Due to highly competitive school environments in the Bay Area, many either express a desire to be academically advanced compared to their peers but end up struggling with challenging curricula in addition to intense course loads.
Whether it’s Kumon with their signature unsmiling face logo or the Russian School of Mathematics (RSM), these so-called “places of learning” are a parent’s desperate attempt to save their child’s academic career by paying thousands of dollars for unorganized teaching, unhelpful teachers and a curriculum centered around repetition rather than a true understanding of the material.
I’ve attended several tutoring centers, including RSM. For two years, my Saturday mornings were blocked off with three-hour long sessions of Algebra II and precalculus classes until I finally quit due to the intense time commitment and the lack of support I received from my teachers.
With classes of ten or more students, teachers are unable to spend sufficient individual time with each student, putting into question the high prices. The curriculum is also memorization-heavy, meaning students must follow teachers with sometimes difficult to understand foreign accents through long explanations of mathematical concepts without checks for understanding or opportunities to test their retention.
Centers like Kumon use the same techniques, relying on repetitive packets for math and reading. These packets, which are organized by curriculum level and are purchasable online, leaves students stuck at a certain level until they surpass the difficulty of said levels. This demoralizing process encourages students to circumvent learning by cheating their way out of the level.
By searching for answers online, solving problems with online calculators and using platforms such as Brainly — an online homework help platform — students learn how to cheat rather than learning the curriculum. For high schoolers whose work is already piling up every day, additional assignments from tutoring centers that value accuracy over understanding may harm their chances of success rather than helping them progress in school.
From my own time as an RSM student, I recall teachers openly sharing the highest scores in the classroom and shaming students who prioritized schoolwork over the work handed out by tutoring centers. If anyone scored lower than 80% on their homework, teachers would confront those students, often threatening to email parents if similar “behavior” continued.
These tutoring centers also aim to push students into the highest possible level of whichever mathematical or literary concept they offer, even when students lack full understanding of the fundamental concepts.
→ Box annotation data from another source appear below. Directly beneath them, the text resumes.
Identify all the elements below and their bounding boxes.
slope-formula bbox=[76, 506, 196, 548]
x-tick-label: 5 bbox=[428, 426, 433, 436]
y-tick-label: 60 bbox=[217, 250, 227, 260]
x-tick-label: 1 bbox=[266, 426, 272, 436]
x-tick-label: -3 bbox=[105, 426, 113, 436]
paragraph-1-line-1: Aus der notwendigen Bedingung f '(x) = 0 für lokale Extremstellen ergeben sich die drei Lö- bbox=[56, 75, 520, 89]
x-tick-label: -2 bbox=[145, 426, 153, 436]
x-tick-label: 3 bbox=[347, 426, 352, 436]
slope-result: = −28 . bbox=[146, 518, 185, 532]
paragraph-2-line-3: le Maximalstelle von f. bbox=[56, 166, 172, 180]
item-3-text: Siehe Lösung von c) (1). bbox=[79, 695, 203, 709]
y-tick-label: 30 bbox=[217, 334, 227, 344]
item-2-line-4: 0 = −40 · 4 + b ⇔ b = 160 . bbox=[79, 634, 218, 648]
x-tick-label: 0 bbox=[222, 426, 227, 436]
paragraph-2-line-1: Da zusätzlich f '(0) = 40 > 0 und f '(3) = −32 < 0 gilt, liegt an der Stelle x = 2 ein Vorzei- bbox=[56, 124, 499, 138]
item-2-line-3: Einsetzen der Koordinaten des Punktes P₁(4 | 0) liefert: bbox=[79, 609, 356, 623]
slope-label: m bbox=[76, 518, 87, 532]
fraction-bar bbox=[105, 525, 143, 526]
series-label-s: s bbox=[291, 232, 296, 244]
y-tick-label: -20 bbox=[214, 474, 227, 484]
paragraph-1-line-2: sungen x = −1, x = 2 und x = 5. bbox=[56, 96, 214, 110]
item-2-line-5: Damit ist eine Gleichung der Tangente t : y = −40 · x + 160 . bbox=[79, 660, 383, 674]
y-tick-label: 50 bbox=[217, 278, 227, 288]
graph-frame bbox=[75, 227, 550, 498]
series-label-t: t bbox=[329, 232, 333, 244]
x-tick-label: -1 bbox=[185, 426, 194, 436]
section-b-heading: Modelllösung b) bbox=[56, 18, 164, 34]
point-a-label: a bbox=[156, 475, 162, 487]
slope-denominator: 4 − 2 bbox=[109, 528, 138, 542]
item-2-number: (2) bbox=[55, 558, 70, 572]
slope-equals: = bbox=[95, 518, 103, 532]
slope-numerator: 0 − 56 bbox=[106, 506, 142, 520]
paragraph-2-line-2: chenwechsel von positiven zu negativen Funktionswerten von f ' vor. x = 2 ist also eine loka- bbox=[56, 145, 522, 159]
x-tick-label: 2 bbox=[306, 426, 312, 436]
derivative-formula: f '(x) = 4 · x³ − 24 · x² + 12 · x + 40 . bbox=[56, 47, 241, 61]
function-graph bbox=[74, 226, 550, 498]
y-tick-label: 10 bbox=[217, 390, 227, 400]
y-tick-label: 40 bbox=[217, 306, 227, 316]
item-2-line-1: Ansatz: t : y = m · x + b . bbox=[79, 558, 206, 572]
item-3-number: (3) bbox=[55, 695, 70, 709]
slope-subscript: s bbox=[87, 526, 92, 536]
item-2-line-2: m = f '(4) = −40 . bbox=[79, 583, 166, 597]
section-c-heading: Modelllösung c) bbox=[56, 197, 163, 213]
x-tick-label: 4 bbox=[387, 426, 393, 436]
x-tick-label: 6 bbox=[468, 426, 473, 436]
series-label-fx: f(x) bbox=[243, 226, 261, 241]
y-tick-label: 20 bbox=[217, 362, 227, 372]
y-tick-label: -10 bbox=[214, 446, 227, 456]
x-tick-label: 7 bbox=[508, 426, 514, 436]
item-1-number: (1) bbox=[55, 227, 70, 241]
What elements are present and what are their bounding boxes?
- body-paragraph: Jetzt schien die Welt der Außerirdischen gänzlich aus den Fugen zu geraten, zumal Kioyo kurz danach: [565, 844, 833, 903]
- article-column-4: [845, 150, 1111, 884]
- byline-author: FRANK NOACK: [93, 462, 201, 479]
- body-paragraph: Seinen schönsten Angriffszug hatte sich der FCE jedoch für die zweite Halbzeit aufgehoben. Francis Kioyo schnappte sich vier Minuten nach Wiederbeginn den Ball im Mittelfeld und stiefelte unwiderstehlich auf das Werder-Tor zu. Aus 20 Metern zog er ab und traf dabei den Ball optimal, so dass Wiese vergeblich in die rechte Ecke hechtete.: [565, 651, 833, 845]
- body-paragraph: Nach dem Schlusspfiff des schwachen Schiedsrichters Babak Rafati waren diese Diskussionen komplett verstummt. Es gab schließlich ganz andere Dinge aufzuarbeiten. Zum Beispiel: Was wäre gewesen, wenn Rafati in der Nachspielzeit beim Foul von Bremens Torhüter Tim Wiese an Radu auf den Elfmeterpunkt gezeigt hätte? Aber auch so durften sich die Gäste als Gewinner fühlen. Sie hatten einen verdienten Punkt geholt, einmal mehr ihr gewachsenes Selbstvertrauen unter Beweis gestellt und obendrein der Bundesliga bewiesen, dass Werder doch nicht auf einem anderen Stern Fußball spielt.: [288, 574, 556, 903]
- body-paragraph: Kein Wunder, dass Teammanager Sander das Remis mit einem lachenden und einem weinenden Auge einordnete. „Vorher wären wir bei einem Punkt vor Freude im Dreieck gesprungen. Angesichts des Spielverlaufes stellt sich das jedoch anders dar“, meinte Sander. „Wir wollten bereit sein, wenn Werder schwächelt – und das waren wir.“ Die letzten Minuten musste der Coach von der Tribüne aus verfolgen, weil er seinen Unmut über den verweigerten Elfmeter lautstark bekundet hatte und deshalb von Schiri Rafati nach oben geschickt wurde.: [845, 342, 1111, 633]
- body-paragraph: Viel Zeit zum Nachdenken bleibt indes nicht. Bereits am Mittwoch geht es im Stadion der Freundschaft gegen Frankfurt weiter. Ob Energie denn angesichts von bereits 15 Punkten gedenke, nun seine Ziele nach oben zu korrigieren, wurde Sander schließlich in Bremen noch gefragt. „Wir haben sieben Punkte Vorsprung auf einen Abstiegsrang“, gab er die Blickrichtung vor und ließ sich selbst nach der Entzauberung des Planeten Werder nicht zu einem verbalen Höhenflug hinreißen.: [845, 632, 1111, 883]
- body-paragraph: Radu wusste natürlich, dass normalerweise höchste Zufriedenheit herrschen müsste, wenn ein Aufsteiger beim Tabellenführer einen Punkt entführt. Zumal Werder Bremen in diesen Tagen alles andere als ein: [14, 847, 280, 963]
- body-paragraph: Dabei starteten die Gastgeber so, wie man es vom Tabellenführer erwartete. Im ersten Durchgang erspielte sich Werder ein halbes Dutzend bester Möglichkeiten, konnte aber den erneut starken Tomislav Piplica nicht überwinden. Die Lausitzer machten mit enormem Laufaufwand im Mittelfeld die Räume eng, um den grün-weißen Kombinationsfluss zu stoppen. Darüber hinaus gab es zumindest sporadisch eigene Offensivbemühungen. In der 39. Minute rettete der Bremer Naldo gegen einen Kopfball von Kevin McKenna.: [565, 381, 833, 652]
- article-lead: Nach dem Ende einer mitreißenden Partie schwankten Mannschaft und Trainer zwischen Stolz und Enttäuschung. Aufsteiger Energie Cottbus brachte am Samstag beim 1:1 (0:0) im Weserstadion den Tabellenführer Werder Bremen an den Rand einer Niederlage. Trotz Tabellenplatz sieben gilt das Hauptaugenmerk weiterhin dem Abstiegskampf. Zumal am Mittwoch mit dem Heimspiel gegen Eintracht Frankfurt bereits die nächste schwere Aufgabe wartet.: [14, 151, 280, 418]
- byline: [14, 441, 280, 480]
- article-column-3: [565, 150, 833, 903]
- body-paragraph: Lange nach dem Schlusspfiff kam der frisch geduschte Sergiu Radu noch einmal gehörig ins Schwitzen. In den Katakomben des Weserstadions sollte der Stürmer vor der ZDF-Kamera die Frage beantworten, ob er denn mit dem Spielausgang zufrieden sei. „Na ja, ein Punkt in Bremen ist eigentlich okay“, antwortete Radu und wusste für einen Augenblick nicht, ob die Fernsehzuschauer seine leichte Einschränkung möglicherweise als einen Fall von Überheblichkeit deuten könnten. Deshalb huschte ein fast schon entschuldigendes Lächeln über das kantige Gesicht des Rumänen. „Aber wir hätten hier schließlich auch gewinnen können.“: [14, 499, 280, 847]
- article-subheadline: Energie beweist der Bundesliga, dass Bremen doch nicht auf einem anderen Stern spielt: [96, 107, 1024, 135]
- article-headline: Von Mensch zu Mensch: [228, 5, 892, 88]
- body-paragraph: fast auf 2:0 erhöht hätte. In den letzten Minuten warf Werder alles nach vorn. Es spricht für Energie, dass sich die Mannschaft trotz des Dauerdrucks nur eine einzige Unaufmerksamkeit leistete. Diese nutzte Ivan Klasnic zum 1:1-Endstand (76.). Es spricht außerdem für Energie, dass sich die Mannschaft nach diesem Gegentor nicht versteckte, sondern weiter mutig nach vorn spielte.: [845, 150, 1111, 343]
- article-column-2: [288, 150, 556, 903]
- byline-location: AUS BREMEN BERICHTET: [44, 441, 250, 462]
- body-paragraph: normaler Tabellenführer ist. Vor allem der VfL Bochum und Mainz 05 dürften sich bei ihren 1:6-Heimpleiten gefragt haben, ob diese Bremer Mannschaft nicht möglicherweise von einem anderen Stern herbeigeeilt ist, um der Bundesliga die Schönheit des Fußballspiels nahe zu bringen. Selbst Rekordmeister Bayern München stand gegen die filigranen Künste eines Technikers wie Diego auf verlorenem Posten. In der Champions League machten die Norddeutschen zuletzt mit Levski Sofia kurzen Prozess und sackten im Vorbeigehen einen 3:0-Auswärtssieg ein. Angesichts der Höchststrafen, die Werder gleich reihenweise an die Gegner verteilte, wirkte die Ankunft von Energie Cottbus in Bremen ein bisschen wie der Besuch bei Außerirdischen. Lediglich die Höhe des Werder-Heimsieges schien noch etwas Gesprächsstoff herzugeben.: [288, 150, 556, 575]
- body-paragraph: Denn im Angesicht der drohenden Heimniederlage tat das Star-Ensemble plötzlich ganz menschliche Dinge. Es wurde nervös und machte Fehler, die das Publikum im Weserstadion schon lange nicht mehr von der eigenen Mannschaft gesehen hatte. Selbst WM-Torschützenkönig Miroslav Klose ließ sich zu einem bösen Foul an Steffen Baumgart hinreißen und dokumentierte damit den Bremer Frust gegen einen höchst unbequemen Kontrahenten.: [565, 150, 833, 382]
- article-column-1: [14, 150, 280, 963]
When taught overly difficult concepts in a two month time frame, students find themselves confronted with confusing material and will inevitably give up on the tutoring homework.
To avoid spending additional money in an economy like ours, parents need to realize the inefficiency of tutoring centers and begin pulling their children out of these stressful environments to focus more on their actual schoolwork. If students begin struggling in both school and a program designed to help them succeed academically, it’s clear that those parents should not send their kids to learning centers.